Unauthorized use of frequencies could be as minor as skimming on a wireless spectrum a user hasn’t paid for, or it could be as severe as jamming satellite signals or communications between airplanes and air traffic control towers, he says. The current technology in place by the Federal Communications Commission is cumbersome and requires data collection of a location over months or years.

“The bad guys are not going to wait for you to measure them,” Kasera says.
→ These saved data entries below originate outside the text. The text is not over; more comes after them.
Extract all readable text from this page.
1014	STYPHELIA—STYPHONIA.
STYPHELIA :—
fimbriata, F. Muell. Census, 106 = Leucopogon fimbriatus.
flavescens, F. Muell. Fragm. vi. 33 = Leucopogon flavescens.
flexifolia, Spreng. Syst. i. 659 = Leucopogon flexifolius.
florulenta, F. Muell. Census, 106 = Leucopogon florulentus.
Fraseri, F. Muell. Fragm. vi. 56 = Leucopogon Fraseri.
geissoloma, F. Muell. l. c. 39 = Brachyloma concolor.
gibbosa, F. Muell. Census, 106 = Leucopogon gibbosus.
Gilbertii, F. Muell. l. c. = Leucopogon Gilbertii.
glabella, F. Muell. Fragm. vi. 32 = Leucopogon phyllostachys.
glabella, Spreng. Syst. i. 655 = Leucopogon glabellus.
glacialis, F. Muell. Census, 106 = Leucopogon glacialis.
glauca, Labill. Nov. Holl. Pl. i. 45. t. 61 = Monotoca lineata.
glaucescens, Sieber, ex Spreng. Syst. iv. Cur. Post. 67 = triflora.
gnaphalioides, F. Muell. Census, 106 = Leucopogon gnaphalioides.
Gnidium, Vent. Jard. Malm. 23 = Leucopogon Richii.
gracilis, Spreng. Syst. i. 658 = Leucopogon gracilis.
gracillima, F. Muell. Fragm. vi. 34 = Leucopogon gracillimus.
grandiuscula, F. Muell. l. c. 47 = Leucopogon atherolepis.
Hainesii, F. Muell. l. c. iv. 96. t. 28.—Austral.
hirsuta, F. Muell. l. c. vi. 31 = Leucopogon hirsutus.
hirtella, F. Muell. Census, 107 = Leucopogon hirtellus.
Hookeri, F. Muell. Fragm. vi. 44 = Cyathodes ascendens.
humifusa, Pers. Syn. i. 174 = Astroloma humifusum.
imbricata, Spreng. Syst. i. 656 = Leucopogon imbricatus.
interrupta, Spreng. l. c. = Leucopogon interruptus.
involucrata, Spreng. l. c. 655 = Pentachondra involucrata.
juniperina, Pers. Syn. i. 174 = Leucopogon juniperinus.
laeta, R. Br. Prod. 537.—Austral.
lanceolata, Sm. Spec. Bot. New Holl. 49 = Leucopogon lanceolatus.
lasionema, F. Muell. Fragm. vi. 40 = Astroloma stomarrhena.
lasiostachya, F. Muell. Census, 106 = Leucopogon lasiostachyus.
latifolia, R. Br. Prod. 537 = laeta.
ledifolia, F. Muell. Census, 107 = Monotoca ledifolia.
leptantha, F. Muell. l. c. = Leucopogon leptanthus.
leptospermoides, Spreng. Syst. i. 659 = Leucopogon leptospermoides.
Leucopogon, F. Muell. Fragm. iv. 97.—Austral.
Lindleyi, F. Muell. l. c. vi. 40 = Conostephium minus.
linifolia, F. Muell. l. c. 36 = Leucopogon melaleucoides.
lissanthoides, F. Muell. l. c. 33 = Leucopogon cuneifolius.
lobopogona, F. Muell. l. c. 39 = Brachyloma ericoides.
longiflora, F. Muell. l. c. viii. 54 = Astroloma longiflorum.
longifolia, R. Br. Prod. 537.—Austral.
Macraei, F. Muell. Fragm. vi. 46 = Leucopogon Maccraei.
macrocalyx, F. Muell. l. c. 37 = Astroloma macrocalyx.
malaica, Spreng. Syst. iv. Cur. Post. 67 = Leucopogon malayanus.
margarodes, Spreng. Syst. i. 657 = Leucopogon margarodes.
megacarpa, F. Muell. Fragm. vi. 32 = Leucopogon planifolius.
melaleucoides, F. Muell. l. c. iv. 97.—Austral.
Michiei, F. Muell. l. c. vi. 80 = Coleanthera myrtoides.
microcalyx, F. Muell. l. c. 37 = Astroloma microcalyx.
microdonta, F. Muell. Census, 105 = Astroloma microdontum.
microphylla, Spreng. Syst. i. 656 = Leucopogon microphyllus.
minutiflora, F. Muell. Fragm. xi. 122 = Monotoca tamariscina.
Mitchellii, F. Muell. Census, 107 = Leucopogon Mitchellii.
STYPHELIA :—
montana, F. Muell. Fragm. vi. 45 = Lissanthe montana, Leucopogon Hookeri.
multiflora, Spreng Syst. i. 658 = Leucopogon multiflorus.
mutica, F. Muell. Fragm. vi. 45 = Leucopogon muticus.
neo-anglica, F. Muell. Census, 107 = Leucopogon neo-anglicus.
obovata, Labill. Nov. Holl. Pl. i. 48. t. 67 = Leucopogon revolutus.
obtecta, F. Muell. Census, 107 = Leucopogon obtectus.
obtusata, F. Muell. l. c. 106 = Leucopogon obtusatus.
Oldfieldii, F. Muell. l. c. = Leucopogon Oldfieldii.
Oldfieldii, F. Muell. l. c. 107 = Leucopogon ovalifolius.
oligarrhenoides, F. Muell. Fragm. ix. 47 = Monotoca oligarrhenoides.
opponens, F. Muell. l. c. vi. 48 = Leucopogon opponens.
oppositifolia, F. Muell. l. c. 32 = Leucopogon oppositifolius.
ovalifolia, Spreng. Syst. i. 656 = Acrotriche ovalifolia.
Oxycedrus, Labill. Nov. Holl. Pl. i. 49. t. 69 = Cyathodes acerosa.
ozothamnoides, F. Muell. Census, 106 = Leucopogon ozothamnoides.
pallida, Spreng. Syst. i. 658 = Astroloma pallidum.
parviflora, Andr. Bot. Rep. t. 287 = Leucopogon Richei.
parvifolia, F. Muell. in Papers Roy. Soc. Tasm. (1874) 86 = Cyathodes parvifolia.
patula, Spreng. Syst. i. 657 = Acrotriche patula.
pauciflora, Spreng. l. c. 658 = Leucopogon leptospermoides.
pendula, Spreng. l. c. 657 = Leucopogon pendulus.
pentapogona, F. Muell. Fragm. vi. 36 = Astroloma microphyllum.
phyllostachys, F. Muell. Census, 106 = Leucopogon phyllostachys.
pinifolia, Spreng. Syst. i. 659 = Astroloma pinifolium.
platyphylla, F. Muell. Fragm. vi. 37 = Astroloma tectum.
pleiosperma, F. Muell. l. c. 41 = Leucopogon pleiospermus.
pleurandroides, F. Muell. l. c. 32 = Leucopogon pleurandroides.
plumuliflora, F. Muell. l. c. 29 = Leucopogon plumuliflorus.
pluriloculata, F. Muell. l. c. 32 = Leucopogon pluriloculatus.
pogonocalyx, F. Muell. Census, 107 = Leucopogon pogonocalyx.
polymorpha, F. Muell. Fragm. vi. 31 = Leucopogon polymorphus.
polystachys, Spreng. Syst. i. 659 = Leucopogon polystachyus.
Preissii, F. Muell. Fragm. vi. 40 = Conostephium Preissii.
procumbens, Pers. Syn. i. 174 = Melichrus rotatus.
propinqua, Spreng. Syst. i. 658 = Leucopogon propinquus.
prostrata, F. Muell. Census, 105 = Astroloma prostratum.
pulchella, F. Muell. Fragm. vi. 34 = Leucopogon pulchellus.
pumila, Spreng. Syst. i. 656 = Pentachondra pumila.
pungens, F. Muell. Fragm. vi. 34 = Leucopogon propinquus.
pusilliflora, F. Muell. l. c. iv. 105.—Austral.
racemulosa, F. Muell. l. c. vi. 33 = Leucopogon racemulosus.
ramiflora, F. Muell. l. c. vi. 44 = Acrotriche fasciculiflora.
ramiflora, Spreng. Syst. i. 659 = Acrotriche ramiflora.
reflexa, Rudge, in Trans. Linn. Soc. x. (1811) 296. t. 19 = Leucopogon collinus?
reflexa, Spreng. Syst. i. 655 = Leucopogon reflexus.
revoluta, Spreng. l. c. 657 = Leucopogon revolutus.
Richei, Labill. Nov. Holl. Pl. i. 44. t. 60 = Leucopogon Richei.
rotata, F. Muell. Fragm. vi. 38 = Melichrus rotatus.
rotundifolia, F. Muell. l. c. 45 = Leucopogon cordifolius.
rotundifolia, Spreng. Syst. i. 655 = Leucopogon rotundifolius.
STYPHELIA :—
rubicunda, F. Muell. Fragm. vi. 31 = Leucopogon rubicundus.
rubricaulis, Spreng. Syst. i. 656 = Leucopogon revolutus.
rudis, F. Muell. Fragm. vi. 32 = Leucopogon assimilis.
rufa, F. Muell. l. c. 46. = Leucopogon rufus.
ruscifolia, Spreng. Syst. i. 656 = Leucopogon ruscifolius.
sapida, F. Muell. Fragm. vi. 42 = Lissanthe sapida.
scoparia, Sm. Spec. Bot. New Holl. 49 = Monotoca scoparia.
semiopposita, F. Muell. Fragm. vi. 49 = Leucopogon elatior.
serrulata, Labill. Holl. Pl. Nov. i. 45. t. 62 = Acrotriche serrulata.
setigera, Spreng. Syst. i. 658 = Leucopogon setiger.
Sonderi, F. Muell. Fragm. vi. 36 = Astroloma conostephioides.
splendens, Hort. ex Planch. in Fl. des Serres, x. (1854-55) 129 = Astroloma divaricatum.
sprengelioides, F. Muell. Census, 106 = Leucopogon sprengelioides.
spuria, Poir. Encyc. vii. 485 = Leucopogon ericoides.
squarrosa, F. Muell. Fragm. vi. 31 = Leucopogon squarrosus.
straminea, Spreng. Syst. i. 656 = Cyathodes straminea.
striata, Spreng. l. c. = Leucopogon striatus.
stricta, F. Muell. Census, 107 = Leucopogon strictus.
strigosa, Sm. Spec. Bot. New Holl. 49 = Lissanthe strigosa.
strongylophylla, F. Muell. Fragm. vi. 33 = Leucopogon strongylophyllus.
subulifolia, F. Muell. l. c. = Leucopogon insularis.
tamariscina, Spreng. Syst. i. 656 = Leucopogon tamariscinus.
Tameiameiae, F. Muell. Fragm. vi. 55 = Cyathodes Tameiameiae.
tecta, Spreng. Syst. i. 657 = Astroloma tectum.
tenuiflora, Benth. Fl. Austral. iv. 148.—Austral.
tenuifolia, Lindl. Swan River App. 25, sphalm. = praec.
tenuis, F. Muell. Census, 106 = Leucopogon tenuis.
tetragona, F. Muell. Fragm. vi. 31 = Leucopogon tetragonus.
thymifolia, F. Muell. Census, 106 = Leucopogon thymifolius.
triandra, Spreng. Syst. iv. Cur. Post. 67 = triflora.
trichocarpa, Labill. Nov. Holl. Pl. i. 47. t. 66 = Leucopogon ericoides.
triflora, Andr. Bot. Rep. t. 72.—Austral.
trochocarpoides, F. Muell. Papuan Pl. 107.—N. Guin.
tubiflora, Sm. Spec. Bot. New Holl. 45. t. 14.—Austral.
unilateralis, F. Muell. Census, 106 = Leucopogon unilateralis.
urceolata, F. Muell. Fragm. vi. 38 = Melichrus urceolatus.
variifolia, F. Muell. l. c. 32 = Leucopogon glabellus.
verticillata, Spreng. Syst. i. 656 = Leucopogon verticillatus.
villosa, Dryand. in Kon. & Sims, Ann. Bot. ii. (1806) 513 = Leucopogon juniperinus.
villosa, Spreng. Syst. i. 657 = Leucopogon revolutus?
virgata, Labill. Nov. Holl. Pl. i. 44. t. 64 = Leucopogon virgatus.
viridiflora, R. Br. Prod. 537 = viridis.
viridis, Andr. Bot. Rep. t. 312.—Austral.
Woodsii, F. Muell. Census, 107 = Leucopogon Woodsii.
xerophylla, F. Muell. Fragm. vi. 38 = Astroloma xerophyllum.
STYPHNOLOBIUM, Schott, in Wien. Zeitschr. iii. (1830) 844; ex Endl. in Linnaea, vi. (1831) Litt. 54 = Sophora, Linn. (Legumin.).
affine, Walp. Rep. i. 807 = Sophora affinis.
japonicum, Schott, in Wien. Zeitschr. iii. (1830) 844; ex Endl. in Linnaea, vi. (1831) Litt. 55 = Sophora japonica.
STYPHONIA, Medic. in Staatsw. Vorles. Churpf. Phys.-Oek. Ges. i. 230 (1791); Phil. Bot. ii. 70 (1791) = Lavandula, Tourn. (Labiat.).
Kasera’s project involves building a system through which volunteers can use an app or program to take a sort of snapshot or clip of the users on a frequency in a certain area at a certain time. The volunteer would only take short glimpses of the traffic in an area at that time, and then another volunteer might take a snapshot of another frequency, or the same frequency in a different location at a different time. All together, the bits and pieces of data could be compiled into a comprehensive look at who is using what frequency where and when. It could then be decoded and compared with data of who typically uses that frequency then and there, or who is allowed to be on that frequency, by law enforcement or wireless companies.

That last part—that Kasera is seeking only to collect data, and leaving the decoding and comparison to other, authorized entities—is important, he says. The project is only seeking to help shore up leaks and improve detection; to decode the information themselves would be a massive and needless breach of privacy for the vast majority of people using the frequencies they’re supposed to in a lawful manner.

“We don’t decode the signals. We don’t have any information on the cell phone numbers or the device they’re using. All we know is someone’s trying to transmit on a certain strand at these locations. We are building techniques to localize transmitters,” he says. “We don’t have authority to do that, to decode any signals, because we aren’t law enforcement. We just want to make it easier for them. We would find illegal use of spectrum, we would locate the illegal use of spectrum, and we can give that to them.”